Un essai clinique sur un « médicament » controversé a été lancé ce lundi au Brésil par l’Institut de cancérologie de Sao Paulo. Dix patients atteints d’un cancer ne suivant aucune thérapie vont recevoir ce traitement surnommé « la pilule du cancer » pour évaluer son efficacité. Si aucun effet secondaire grave n’est observé, un millier de patients supplémentaires seront enrôlés dans cette étude.
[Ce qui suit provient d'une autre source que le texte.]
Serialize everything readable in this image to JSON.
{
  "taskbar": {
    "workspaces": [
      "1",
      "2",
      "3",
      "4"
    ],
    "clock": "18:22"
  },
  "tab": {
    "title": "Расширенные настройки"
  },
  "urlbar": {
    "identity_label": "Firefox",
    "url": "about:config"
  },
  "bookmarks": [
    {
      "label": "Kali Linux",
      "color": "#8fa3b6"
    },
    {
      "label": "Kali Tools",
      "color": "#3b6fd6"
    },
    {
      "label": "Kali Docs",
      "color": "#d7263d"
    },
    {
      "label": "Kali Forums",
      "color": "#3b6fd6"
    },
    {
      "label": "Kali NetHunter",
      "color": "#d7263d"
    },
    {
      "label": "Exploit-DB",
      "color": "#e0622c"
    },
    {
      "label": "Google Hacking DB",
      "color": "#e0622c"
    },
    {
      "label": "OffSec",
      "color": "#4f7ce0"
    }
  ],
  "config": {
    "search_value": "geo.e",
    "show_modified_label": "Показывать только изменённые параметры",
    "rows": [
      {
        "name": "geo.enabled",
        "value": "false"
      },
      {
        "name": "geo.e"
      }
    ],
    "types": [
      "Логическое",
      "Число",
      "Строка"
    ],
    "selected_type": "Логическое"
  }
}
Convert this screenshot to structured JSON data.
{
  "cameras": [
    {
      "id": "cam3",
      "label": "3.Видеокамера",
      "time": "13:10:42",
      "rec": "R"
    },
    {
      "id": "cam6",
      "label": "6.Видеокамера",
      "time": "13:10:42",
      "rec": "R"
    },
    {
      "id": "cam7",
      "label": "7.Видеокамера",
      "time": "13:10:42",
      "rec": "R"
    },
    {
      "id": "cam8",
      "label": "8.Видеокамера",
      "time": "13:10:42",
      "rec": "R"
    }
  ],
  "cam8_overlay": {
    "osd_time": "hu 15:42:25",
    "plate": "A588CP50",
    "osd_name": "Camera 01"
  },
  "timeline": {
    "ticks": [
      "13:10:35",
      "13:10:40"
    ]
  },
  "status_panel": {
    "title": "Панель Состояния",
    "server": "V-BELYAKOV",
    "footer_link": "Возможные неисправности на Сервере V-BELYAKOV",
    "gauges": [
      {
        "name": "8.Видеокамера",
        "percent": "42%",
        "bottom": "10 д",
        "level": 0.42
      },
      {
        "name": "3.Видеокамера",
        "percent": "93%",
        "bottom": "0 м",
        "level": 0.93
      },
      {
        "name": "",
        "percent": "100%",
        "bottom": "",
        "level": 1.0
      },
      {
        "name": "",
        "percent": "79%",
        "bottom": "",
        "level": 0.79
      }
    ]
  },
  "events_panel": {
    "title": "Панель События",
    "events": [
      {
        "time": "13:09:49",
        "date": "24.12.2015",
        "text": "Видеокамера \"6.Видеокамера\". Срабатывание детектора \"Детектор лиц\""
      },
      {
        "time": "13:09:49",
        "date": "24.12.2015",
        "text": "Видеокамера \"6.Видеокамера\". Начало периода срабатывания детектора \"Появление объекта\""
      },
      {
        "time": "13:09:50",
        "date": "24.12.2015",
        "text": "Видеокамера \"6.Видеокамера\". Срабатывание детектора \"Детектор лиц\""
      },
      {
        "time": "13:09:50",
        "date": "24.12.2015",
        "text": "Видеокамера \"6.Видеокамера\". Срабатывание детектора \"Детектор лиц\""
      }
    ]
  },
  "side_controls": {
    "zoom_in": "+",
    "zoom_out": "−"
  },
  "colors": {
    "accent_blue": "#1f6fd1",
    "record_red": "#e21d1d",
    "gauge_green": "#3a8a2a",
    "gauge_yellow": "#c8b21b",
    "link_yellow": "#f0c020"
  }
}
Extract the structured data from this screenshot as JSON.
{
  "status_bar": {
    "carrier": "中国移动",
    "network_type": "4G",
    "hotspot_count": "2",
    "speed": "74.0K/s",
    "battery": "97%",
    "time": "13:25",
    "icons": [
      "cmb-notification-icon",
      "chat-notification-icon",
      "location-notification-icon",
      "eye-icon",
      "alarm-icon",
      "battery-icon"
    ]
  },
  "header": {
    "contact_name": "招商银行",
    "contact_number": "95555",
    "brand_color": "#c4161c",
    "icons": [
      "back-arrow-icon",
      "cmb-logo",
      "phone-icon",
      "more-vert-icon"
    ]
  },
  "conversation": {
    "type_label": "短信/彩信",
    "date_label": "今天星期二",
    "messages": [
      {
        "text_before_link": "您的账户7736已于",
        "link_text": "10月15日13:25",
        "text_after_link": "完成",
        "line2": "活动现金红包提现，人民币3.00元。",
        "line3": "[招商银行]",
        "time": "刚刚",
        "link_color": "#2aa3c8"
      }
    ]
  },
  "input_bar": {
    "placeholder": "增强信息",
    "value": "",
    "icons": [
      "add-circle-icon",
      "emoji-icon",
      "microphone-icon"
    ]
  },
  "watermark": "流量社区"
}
« La pilule du cancer » contient de la phosphoéthanolamine synthétique, une molécule développée dans les années 1990 par le chimiste Gilberto Chierice de l’université de Sao Paulo. Des travaux réalisés sur des cellules cultivées en laboratoire et chez la souris ont montré que cette substance pouvait tuer les cellules cancéreuses en agissant sur le système immunitaire. Des chercheurs brésiliens de l’université de Sao Paulo ont notamment montré que cette molécule peut bloquer la progression de la leucémie chez des souris. Reste que la littérature scientifique ne conclut pas à un effet prometteur. Les effets secondaires et risques pour l’homme sont par ailleurs inconnus.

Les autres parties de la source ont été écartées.